Nigeria has overtaken India as the country with the
largest number of extreme poor people as of 2018, a report by the
Washington-based Brookings Institution has stated.
The report titled: ‘The start of a new poverty
narrative’, obtained on the institution’s website, pointed out that the
Democratic Republic of the Congo could soon take over the number two spot.
“At the end of May 2018, our trajectories suggest
that Nigeria had about 87 million people in extreme poverty, compared with
India’s 73 million. What is more, extreme poverty in Nigeria is growing by six
people every minute, while poverty in India continues to fall.
“In fact, by the end of 2018 in Africa, there will
probably be about 3.2 million more people living in extreme poverty than there
are today. Already, Africans account for about two-thirds of the world’s
extreme poor.
“If current trends persist, they will account for
nine-tenths by 2030. Fourteen out of 18 countries in the world-where the number
of extreme poor is rising-are in Africa,” it stated.
The report noted that between January 1, 2016,-when
implementation of internationally agreed Sustainable Development Goals (SDGs)
started and July 2018, the world has seen about 83 million people escape
extreme poverty.
However, it noted that if extreme poverty were to
fall to zero by 2030, “we should have already reduced the number by about 120
million, just assuming a linear trajectory.”

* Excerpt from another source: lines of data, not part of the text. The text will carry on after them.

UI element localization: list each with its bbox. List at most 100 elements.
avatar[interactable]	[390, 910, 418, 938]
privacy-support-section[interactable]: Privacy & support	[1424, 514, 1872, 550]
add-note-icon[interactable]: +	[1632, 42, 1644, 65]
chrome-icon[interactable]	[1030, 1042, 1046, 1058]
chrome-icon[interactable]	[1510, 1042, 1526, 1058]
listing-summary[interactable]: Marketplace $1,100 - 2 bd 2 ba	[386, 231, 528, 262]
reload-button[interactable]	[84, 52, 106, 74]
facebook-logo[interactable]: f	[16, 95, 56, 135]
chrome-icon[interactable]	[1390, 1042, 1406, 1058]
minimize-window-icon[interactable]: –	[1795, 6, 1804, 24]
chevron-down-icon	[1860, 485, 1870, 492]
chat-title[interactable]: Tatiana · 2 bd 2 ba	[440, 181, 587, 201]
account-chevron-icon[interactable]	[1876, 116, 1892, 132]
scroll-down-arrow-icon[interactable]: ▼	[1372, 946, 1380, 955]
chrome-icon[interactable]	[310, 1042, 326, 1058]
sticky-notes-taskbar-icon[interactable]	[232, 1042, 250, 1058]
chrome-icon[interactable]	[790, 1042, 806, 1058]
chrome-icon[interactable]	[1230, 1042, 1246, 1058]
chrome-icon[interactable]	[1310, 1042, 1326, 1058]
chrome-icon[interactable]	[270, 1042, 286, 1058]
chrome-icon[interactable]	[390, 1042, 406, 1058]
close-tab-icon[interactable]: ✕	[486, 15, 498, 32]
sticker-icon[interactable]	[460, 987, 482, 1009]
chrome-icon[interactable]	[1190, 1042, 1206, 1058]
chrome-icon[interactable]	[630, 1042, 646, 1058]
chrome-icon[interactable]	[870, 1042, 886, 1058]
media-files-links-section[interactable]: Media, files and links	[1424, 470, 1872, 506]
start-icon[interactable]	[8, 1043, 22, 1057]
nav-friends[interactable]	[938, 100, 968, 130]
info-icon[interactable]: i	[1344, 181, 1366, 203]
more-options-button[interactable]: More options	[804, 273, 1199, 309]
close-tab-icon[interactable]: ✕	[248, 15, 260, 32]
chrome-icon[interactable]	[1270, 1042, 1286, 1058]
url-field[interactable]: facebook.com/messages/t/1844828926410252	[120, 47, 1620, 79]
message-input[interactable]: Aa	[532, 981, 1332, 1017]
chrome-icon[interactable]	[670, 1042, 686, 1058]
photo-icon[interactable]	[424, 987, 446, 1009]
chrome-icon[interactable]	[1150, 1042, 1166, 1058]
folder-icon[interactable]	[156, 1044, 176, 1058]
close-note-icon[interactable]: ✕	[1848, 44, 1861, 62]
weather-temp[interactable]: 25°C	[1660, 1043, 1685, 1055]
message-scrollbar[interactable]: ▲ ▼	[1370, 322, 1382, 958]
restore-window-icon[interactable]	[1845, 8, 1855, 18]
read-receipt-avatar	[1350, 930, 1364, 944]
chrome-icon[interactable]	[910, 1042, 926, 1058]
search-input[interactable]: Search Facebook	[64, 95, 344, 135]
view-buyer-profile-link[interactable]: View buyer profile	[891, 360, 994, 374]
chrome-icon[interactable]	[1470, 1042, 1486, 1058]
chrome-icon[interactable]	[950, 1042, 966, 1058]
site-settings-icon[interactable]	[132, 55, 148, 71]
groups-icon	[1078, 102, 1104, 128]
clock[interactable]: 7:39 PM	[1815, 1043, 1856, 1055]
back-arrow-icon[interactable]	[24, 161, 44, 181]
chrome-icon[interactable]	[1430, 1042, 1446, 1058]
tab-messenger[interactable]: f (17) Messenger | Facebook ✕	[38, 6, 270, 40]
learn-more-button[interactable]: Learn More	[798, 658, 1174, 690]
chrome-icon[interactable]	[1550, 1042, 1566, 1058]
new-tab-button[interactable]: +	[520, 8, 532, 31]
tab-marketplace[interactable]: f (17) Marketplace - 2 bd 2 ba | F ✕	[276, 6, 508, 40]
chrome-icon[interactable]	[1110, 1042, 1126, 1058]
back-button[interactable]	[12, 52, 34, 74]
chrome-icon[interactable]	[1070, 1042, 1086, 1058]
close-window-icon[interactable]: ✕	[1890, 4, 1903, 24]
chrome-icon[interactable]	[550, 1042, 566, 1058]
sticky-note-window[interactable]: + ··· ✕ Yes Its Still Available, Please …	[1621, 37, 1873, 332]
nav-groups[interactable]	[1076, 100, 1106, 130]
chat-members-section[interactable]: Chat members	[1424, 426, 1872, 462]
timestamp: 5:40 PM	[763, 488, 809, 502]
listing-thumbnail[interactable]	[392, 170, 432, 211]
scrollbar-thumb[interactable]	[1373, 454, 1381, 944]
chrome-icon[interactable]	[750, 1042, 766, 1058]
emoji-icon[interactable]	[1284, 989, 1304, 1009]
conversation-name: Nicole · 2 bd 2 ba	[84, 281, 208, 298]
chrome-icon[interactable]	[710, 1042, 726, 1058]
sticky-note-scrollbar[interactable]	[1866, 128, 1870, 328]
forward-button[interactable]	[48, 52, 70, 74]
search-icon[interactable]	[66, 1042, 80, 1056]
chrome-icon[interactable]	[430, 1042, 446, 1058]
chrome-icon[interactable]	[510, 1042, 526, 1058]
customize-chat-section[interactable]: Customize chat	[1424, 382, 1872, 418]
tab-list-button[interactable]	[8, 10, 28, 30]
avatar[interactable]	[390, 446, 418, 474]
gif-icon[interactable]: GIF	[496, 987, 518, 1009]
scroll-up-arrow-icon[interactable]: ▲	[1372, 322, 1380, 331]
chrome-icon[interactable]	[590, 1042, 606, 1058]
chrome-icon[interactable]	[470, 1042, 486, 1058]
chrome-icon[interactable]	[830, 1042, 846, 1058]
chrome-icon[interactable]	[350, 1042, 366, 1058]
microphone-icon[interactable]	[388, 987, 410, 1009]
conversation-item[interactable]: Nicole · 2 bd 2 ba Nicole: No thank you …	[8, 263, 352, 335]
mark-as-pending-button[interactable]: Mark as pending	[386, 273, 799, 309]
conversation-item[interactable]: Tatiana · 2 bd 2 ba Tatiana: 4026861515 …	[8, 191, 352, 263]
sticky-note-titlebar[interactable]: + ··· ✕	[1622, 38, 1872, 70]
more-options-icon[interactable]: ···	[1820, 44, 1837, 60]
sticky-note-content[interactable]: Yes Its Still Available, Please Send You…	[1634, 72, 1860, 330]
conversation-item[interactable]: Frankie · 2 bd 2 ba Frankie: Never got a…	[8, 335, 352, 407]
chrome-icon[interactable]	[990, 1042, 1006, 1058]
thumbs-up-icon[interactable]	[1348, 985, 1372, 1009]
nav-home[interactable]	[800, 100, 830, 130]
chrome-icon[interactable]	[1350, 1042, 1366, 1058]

According to the Brookings Institution, given a
starting point of about 725 million people in extreme poverty at the beginning
of 2016, there was need to reduce poverty by 1.5 people every second to achieve
the SDGs, “and yet we’ve been moving at a pace of only 1.1 people per second.”
“Given that we’ve fallen behind so much, the new
target rate has just increased to 1.6 people per second through 2030. At the
same time, because so many countries are falling behind, the actual pace of
poverty reduction is starting to slow down. Our projections show that by 2020,
the pace could fall to 0.9 people per second and to 0.5 people per second by
2022.
“As we fall further behind the target pace, the task
of ending extreme poverty by 2030 is becoming inexorably harder because we are
running out of time. We should celebrate our achievements, but increasingly
sound the alarm that not enough is being done, especially in Africa,” it added.